Before going up to Oxford, McGregor served as a Flying Officer in the Royal Air Force for two years, from 1946 to 1948.

==Career==
McGregor was called to the bar from the Inner Temple in 1955 and became a Bencher in 1985. He was admitted to the Faculty of Advocates in 1995.

He was Bigelow teaching Fellow in the University of Chicago, 1950–1951, Visiting professor at New York University and Rutgers University at various times between 1963 and 1969 and at the University of Edinburgh from 1998. He was a consultant to the Law Commission, 1966–1973.

President, Harvard Law School Association of the UK, 1981–2001, and Member of the Academy of European Private Lawyers, from 1994. Independent Chairman, London Theatre Council and The Theatre Council (formerly Provincial Theatre Council), from 1992 (and Deputy Chairman, 1971–1992).
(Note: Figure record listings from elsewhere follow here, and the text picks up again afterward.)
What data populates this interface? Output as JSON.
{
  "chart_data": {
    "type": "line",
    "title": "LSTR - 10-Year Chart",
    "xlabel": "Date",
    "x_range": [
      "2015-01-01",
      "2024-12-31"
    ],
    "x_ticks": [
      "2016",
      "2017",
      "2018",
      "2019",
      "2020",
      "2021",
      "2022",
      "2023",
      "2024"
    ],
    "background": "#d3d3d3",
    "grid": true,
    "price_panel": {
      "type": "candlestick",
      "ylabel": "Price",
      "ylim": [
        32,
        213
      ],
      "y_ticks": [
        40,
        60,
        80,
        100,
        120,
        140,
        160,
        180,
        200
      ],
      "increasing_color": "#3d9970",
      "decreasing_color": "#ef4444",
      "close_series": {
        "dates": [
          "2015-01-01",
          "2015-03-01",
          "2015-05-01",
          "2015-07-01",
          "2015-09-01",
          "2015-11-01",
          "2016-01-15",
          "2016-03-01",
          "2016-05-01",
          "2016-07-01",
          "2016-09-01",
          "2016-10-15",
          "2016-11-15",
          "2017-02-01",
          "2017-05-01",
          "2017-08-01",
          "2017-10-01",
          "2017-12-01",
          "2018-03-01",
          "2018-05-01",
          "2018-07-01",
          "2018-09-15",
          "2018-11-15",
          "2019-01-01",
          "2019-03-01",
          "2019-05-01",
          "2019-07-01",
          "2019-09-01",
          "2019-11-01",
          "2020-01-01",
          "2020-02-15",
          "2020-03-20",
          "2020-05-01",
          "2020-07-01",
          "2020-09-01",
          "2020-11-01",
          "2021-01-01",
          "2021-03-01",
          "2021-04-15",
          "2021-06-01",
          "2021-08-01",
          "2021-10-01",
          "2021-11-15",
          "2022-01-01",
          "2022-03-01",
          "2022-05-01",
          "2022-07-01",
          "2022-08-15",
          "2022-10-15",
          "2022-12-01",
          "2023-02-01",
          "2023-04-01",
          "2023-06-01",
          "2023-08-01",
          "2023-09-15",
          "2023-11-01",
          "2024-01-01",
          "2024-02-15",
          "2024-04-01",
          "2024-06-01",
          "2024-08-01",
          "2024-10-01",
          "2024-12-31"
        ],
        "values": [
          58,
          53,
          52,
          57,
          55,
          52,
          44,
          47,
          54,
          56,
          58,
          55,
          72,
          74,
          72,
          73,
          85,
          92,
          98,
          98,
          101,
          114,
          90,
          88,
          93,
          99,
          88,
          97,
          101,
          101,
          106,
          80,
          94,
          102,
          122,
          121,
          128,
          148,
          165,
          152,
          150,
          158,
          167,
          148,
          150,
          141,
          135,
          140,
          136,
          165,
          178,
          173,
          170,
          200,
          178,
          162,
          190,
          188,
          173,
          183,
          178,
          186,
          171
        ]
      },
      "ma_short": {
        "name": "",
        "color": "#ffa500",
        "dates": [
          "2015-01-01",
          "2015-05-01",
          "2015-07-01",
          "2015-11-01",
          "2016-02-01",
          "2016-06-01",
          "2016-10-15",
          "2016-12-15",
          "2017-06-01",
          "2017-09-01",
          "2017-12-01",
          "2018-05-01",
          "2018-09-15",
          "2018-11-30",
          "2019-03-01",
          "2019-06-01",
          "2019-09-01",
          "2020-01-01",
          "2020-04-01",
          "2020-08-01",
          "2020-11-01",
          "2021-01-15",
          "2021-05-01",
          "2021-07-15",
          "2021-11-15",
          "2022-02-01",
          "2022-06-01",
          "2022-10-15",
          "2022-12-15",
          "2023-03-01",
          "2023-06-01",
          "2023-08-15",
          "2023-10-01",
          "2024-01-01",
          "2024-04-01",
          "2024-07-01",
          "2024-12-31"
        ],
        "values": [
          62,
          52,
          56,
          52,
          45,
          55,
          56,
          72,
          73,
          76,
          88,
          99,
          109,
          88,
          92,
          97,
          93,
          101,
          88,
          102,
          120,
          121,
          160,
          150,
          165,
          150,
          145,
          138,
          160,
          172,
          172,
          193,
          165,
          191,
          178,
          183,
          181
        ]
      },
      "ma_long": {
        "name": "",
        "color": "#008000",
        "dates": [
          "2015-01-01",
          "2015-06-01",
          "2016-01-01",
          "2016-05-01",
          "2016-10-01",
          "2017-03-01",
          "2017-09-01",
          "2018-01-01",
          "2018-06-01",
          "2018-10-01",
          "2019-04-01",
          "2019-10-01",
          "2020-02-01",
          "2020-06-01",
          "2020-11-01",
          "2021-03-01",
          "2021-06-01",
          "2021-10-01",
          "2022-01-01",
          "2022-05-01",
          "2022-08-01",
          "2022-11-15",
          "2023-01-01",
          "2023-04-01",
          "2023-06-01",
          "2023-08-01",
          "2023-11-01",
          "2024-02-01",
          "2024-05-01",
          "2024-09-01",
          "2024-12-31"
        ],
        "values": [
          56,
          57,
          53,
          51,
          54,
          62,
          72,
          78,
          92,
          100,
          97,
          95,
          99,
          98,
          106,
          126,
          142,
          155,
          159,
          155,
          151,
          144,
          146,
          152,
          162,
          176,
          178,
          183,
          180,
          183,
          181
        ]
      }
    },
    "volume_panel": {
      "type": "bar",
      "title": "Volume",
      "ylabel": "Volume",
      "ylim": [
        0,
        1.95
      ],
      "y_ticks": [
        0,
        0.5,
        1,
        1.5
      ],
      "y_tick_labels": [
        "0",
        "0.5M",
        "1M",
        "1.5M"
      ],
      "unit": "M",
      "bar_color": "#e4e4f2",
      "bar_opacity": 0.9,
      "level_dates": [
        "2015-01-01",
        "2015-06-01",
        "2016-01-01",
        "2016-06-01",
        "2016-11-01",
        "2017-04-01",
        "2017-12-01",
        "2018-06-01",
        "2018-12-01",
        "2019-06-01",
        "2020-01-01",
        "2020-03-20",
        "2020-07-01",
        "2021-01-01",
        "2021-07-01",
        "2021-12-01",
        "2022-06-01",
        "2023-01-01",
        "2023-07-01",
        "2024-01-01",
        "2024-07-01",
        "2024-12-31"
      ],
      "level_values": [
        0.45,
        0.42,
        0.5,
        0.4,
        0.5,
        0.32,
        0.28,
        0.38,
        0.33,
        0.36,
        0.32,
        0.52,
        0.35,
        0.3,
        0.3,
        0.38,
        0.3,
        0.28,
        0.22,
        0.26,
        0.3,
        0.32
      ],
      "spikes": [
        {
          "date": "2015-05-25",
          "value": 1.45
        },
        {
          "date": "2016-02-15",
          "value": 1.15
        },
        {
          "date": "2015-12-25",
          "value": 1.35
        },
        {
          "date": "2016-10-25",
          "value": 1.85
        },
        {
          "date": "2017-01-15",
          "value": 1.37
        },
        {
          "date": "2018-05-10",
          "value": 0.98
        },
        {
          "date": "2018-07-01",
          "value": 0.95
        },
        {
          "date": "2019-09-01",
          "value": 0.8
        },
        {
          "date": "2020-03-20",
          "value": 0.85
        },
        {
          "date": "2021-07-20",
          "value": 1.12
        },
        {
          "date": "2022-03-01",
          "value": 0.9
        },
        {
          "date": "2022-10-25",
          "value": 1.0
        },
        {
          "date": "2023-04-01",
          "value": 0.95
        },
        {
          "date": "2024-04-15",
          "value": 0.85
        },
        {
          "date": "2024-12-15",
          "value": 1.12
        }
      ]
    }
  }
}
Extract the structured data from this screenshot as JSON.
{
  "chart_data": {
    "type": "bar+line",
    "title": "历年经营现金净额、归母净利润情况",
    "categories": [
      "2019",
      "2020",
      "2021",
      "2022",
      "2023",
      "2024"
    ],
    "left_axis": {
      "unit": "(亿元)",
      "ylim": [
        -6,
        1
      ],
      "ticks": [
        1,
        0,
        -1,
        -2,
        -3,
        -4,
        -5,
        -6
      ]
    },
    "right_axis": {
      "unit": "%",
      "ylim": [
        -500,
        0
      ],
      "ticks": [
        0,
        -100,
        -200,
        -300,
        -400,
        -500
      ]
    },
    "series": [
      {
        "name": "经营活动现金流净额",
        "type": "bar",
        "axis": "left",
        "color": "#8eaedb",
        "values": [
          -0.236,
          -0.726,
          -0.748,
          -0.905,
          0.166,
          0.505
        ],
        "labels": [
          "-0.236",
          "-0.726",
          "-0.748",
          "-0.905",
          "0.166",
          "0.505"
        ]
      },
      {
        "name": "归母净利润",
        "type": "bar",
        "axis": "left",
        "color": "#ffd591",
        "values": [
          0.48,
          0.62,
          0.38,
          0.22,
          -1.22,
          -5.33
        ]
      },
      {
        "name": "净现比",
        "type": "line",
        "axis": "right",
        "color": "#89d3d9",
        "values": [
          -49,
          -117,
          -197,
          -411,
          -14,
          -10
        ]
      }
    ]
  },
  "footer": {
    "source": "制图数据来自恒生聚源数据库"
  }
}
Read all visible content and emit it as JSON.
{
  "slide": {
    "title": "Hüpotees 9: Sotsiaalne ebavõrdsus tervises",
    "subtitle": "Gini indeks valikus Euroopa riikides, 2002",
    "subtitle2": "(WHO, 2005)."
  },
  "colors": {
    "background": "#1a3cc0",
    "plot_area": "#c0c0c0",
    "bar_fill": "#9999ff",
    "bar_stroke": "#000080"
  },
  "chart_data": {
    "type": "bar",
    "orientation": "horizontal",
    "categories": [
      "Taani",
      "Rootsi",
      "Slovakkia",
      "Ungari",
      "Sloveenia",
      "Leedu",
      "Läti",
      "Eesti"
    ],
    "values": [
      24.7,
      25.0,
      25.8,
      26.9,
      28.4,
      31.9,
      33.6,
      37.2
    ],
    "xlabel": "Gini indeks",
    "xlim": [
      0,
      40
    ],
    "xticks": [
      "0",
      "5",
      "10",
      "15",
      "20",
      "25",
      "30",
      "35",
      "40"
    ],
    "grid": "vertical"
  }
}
President, Oxford Stage Company, from 1992, and Trustee of the Oxford Union Society, 1977 to 2004 (Chairman of Trustees, 1994–2004), a Fellow of Winchester College, 1985 to 1996, and a Trustee of the Migraine Trust since 1999.

McGregor was appointed Commander of the Order of the British Empire (CBE) in the 2014 New Year Honours for services to law and education. He died at the age of 89 on 27 June 2015.

==Selected publications==
- McGregor on Damages (12th Edition published 1961 to 20th Edition Published 2017)
- Contract Code (1993)
- contributor to International Encyclopedia of Comparative Law (1972)

At the Modern Law Review, McGregor was a member of the editorial board since 1986 and was previously a member of the Editorial Committee from 1967.

The Law Commission, together with the Scots Law Commission, asked McGregor to produce a proposal for the codification and union of the contract law of England and Scotland, which are based in Common Law. He did so in Contract Code (1993). This work was not adopted by either Law Commission, so McGregor got it published by an Italian University. His proposals include, inter alia, the abandonment of the English doctrine of consideration. Shortly after publication, the European Commission expressed an interest in the "Contract Code" as the basis for an EU-wide law of contract, but eventually chose not to adopt it. Instead, the EU has looked more kindly on a document, "Principles of European Contract Law", created by the self-styled Commission on European Contract Law (a group of leading contract law academics). In the meantime, the EU passed the Rome I Regulation, Rome II Regulation and the Rome III Regulation, all of which have had a mixed reception in English legal circles.